Here's another spectacular from the government. I am going to copy and paste massively.
With Labour all at sea and rumours of mutiny clouding round Captain Gordon Brown, is his old flagship, HMS Tax Credits, heading for the breaker’s yard? Word is that many in Whitehall now believe that this once-vaunted policy is unseaworthy – so much so that insiders expect it to be scuttled by the next government. (Meaning the Tories? “Possibly,” says one senior figure. “Or possibly by a Labour prime minister who is not Gordon Brown.”) Snippets emerging from insiders suggest tax credits were doomed to disaster from their launch five years ago.
They were the brainchild of Mr Brown when he was chancellor. He wanted to end the stigma associated with benefits and bring everyone into the tax system under his ever more powerful Treasury. Tax credits started just before the Inland Revenue was merged with Customs. Who looked after the merger? As former top official Sir Richard Mottram pointed out to MPs this month, the man responsible was Sir Gus O’Donnell, then top official at the Treasury and now cabinet secretary. I am told Sir Gus sounded out various private sector men about his merger plans. One said they would not work, others said they might – but they did not want to be quoted officially. Sir David Varney, who had worked for Shell and for O2, commended Sir Gus’s report – and became the first chairman of the new Revenue & Customs.
The trouble was that the tax credits scheme meant HMRC also had to absorb a great chunk of benefits payments from the Department of Work and Pensions. I am told that senior people at DWP (Sir Richard was the top official there then) offered to advise but were turned down.

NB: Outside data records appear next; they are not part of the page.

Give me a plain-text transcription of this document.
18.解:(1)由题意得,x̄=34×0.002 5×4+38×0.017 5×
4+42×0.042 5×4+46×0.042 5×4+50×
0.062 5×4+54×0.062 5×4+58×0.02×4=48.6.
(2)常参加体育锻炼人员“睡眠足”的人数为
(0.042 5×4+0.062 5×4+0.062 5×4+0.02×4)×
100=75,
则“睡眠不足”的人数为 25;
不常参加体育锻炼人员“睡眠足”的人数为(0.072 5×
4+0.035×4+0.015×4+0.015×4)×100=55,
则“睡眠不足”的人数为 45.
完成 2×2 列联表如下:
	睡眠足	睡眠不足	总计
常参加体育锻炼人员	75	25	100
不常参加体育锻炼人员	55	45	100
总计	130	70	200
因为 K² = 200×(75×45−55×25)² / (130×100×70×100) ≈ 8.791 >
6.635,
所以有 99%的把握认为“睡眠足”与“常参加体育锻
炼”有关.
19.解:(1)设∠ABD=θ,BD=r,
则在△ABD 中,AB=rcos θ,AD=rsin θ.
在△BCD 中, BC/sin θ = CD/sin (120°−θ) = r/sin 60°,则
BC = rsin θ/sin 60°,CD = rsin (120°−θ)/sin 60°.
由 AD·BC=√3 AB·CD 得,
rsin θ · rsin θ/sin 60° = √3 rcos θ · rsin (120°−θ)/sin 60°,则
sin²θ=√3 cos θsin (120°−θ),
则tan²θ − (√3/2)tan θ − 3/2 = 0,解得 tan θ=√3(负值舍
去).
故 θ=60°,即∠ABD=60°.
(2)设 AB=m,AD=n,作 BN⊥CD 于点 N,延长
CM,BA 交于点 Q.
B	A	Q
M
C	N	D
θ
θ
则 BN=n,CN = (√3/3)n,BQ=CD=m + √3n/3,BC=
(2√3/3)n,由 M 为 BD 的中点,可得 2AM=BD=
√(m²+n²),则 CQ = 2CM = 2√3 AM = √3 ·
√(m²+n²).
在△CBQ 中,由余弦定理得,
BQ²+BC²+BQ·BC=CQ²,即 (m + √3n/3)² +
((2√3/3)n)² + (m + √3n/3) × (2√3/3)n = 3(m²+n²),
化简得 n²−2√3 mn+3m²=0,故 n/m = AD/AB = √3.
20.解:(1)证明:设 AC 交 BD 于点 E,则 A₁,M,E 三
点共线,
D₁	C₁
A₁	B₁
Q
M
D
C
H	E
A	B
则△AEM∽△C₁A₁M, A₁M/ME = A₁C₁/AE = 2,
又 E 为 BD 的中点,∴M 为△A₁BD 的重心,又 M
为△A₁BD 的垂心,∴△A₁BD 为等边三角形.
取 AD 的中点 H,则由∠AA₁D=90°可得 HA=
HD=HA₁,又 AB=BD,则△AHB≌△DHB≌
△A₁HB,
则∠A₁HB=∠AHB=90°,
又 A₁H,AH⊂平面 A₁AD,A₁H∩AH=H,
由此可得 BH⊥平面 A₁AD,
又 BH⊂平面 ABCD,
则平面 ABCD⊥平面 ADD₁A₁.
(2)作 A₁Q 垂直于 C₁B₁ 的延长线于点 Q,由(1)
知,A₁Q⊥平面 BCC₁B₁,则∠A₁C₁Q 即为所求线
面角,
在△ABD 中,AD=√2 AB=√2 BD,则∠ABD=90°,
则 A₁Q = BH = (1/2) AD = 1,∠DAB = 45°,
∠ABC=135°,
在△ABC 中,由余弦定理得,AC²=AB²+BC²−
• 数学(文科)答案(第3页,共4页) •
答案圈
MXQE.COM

With no experience of dealing with the poor, at the end of the year HMRC started demanding money back from vulnerable families who had been overpaid in tax credits. Often people had no way of paying and found it next to impossible to appeal. Unlike DWP, which does not try to reclaim money when it has been at fault, the HMRC is reluctant to admit to official mistakes. By March this year HMRC was looking to claw back £2.8bn from claimants but £1.8bn of that is “in doubt”, meaning it will probably have to be written off. No wonder the National Audit Office has just “qualified” HMRC’s accounts for the sixth year running because of error and fraud in tax credits.
As Sir Richard told the MPs, the merging of HMRC was a “massive task of organisation and culture . . . and it was being done in parallel with implementing, in the case of tax credits, something that was of, well, doubtful implementability”.
To add to the chaos, Sir David agreed a deal with the Treasury involving rigid plans for cutting 24,000 HMRC jobs – more than a quarter. (I am told one private sector adviser said this was not so much a strategic plan as a set of assertions.) Sir David then left with part of his contract still to run. (Was he hoping to go to the Lords? Was he expecting another job offer? Speculation continues.)
Meanwhile I learn that plans to transfer yet more benefit claimants from DWP on to HMRC’s tax credits have been shelved (for good, according to insiders). The real victims of this gargantuan Whitehall mess are millions of hard-up families.
Now a feisty pressure group called Tax Credit Casualties, representing more than 1,000 families, is demanding an amnesty on all HMRC overpayments. Any precedent for such a thing? Just as tax credits were being launched here, Australia declared an amnesty on the overpayment of welfare benefits. Why? Anger at bullying, incompetent authorities – and an election coming up. Just like here.